Second, there is a terrific or very large increase and higher expectations for pupil outcomes and pupil standards. National standards, national goals, national exams–all of those, we feel will be elements in the 1990s.
In the area of curriculum policy-setting student standards, school boards have reported in their own surveys that they don’t feel that they’re doing a very good job on this. And part of this, we feel, is that they don’t focus on it enough and they’re not charged to do it. All of this, of course, is related to international economic competition.
Third, decentralization is called upon in many large school systems. And the school boards, as far as we can tell, have not really figured out how to handle decentralization and oversee it in any systematic way.
Fourth, is the turnover of superintendents which has been very high in the last two years. The Great Cities Research Council reports that between 1990 and 1992, 40 of the 47 large school districts have changed their superintendents in that two-year period. So, there’s some real heavy turnover there.
Lastly, the response in the eighties to the reforms by school boards has been on the one hand heartening in that they’ve responded to the states and on the other hand, disturbing. The basic response has been the intensification of existing educational policies and not restructuring a real change, [instead,] just more homework, more testing, and more graduation requirements.

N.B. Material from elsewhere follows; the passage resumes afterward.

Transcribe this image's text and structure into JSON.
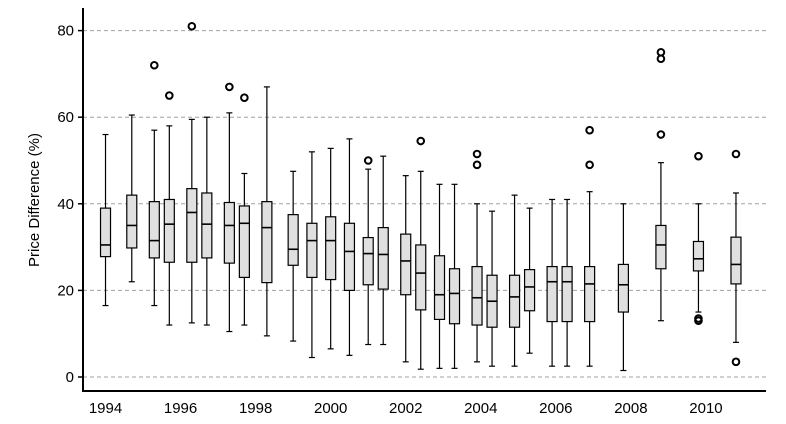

The result of this, I think, has been that the school boards have been undercut. And this will be my final comment–that the biggest loser in educational politics in the last 35 years has been the school boards. Everybody else has gained power at their expense: federal government, state governments, courts, interstate testing organizations, unions, and all sorts of special interest groups that have been formed at the local level. So, the school boards have been squeezed into this narrow zone of discretion.
Our view and Jackie will pick up on this, is that we believe school boards are essential to keep. The public in surveys indicates that if you didn’t have a school board, they’d want to create it. They see the options as not viable–meaning turning it over to state government such as Hawaii does. The public has reported they don’t want that. And they don’t want education turned over to school administrators and professionals. One of the credos of American education is that education is too important to be left to educators.
So, we call for a redefinition of the role of school boards, specifying through state government what they should and should not do.